但是西塞爾此刻的身體狀態卻比他更差,那蒼老到已達壽命終焉的肉身,即便只是站立著都顯得頗為困難。
然后,沒有分毫的阻礙。
那萬千道枝條和藤蔓穿透了西塞爾那如紙一般脆弱的蒼老肉身,將他的所有關節和肌肉都盡數貫穿、切割、鎖定。
做完了這一切后,諾亞方才停下了動作。
先前冥淵中那場莫名降臨,將自己豐饒化身所摧毀的流星之劍,以及剛才西塞爾那名為超新星的爆發,都讓他有些一朝被蛇咬十年怕井繩,患上ptsd了。
諾亞還真有些擔心即便是現在這般油盡燈枯狀態的西塞爾,說不定都還能再整出些幺蛾子來。
也唯有像此刻這般,將對方的所有行動能力都徹底斷絕,他才能夠真正的心安。
然而,看著眼前字面意思上完成了一次死而復生的諾亞,本就衰老的肉體又一次遭受了重創的西塞爾,此刻卻忽然虛弱地笑了笑。
明明就連做出「微笑」這個動作對此刻西塞爾那衰弱的肉體而言都顯得頗為勉強,但他話語中的笑意,卻看不到一絲一毫的虛假:
“看來……我還真是被小看了啊。”
“每一位在永夜石碑上刻印下自己靈魂烙印的守墓者,都能夠借助墓碑的力量,從遙遠的歷史長河中歸來。”
“這是在數個紀元前,那位最初的盜火者叛離出守墓者之時,便已然被發現的隱秘。”
“雖然那位初代目的守岸人,早已經埋葬在了那場盜火之戰中……但是他窺探到的那些隱秘,以自己生命為代價換取的所有有關「守墓者」的情報,卻都被愚人的圖書館記錄了下來,并一直傳承至今。”
西塞爾那皺褶叢生,溝壑縱橫的臉龐上,此刻卻帶上了一絲笑容,肆意而狂妄:“只要銘刻在墓碑上的印記不滅,那么即便死去也能夠從歷史中歸來……”
“這確實是個很賴皮,賴皮到近乎無解的能力……我們守岸人的生命只有一次,一旦失敗一次便將萬劫不復,但你們卻可以失敗無數次還能從頭再來。”
“如果說守岸人與守墓者的戰爭是一場由人為設計的游戲的話,那么這個游戲的設計師一定腦子有坑,對陣雙方根本沒有半點平衡性可言。”
“只是——”
“再是賴皮的規則,再是無解的死局……當我用畢生的時光反反復復地對其研究,琢磨,在一個個輾轉反側的無星夜里研究這場死局的破解之法后。”
“近千年的歲月,我又怎么可能……像你這種渣滓一樣停滯不前?”
明明身體已經和墳冢中的枯骨無異,但西塞爾的眼神卻依舊平靜如水,水下則藏著赫赫風雷。
“所以,高高在上的守墓者。

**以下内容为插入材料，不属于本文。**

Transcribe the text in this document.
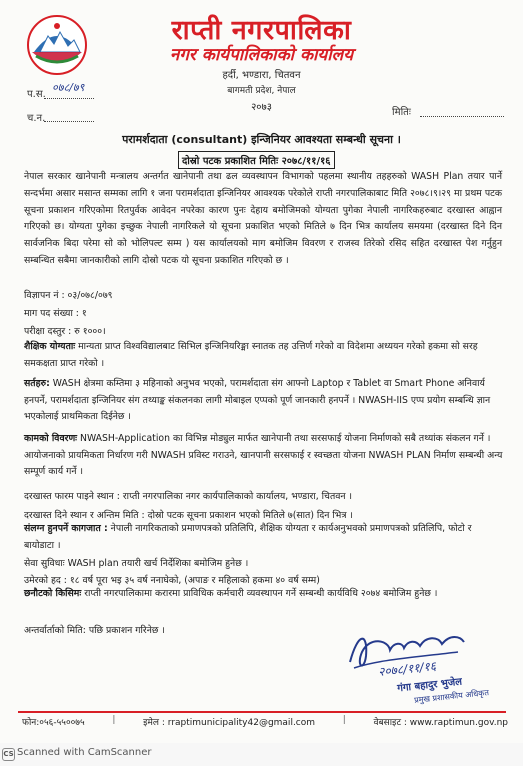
राप्ती नगरपालिका
नगर कार्यपालिकाको कार्यालय
हर्दी, भण्डारा, चितवन
बागमती प्रदेश, नेपाल
२०७३
प.स.
०७८/७९
च.न.
मितिः
परामर्शदाता (consultant) इन्जिनियर आवश्यता सम्बन्धी सूचना ।
दोस्रो पटक प्रकाशित मितिः २०७८/११/१६
नेपाल सरकार खानेपानी मन्त्रालय अन्तर्गत खानेपानी तथा ढल व्यवस्थापन विभागको पहलमा स्थानीय तहहरुको WASH Plan तयार पार्ने सन्दर्भमा असार मसान्त सम्मका लागि १ जना परामर्शदाता इन्जिनियर आवश्यक परेकोले राप्ती नगरपालिकाबाट मिति २०७८।९।२९ मा प्रथम पटक सूचना प्रकाशन गरिएकोमा रितपुर्वक आवेदन नपरेका कारण पुनः देहाय बमोजिमको योग्यता पुगेका नेपाली नागरिकहरुबाट दरखास्त आह्वान गरिएको छ। योग्यता पुगेका इच्छुक नेपाली नागरिकले यो सूचना प्रकाशित भएको मितिले ७ दिन भित्र कार्यालय समयमा (दरखास्त दिने दिन सार्वजनिक बिदा परेमा सो को भोलिपल्ट सम्म ) यस कार्यालयको माग बमोजिम विवरण र राजस्व तिरेको रसिद सहित दरखास्त पेश गर्नुहुन सम्बन्धित सबैमा जानकारीको लागि दोस्रो पटक यो सूचना प्रकाशित गरिएको छ ।
विज्ञापन नं : ०३/०७८/०७९
माग पद संख्या : १
परीक्षा दस्तुर : रु १०००।
शैक्षिक योग्यताः मान्यता प्राप्त विश्वविद्यालबाट सिभिल इन्जिनियरिङ्मा स्नातक तह उत्तिर्ण गरेको वा विदेशमा अध्ययन गरेको हकमा सो सरह समकक्षता प्राप्त गरेको ।
सर्तहरु: WASH क्षेत्रमा कम्तिमा ३ महिनाको अनुभव भएको, परामर्शदाता संग आफ्नो Laptop र Tablet वा Smart Phone अनिवार्य हनपर्ने, परामर्शदाता इन्जिनियर संग तथ्याङ्क संकलनका लागी मोबाइल एप्पको पूर्ण जानकारी हनपर्ने । NWASH-IIS एप्प प्रयोग सम्बन्धि ज्ञान भएकोलाई प्राथमिकता दिईनेछ ।
कामको विवरणः NWASH-Application का विभिन्न मोड्युल मार्फत खानेपानी तथा सरसफाई योजना निर्माणको सबै तथ्यांक संकलन गर्ने । आयोजनाको प्रायमिकता निर्धारण गरी NWASH प्रविस्ट गराउने, खानपानी सरसफाई र स्वच्छता योजना NWASH PLAN निर्माण सम्बन्धी अन्य सम्पूर्ण कार्य गर्ने ।
दरखास्त फारम पाइने स्थान : राप्ती नगरपालिका नगर कार्यपालिकाको कार्यालय, भण्डारा, चितवन ।
दरखास्त दिने स्थान र अन्तिम मिति : दोस्रो पटक सूचना प्रकाशन भएको मितिले ७(सात) दिन भित्र ।
संलग्न हुनपर्ने कागजात : नेपाली नागरिकताको प्रमाणपत्रको प्रतिलिपि, शैक्षिक योग्यता र कार्यअनुभवको प्रमाणपत्रको प्रतिलिपि, फोटो र बायोडाटा ।
सेवा सुविधाः WASH plan तयारी खर्च निर्देशिका बमोजिम हुनेछ ।
उमेरको हद : १८ वर्ष पूरा भइ ३५ वर्ष ननाघेको, (अपाङ र महिलाको हकमा ४० वर्ष सम्म)
छनौटको किसिमः राप्ती नगरपालिकामा करारमा प्राविधिक कर्मचारी व्यवस्थापन गर्ने सम्बन्धी कार्यविधि २०७४ बमोजिम हुनेछ ।
अन्तर्वार्ताको मिति: पछि प्रकाशन गरिनेछ ।
२०७८/११/१६
गंगा बहादुर भुजेल
प्रमुख प्रशासकीय अधिकृत
फोन:०५६-५५००७५	|	इमेल : rraptimunicipality42@gmail.com	|	वेबसाइट : www.raptimun.gov.np
CS Scanned with CamScanner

”
“又究竟是什么原因,才讓你產生了這種錯覺——”
“剛才的超新星爆發,便是一切的終點?”
聽著西塞爾的話語,諾亞的目光再次掃視四周。
但是,在整片漆黑的海面上。
除了那由萬千星核碎片所匯聚而成,正在緩緩蕩漾收束的銀河之外,卻再無任何動靜可言。
在諾亞身為傳奇的精神感知中,眼前身體已經明顯處于強弩之末的西塞爾,其所說出的話語,只能用故弄玄虛來形容……
傳奇這一位階存在著無法逾越的上限……而剛才那般炙熱的超新星爆發,已經足以榨干一位傳奇的全部力量,
此刻已經處于油盡燈枯狀態的西塞爾,即便是移動一下身體都已經顯得頗為困難,而徹底掌握住大局的自己,也絕不可能再給對方重新醞釀剛才那種超新星爆發的機會。
然而,看著眼前警惕地掃視四周,卻始終一無所獲,陷入了茫然狀態,完全對即將發生的一切一無所知的諾亞。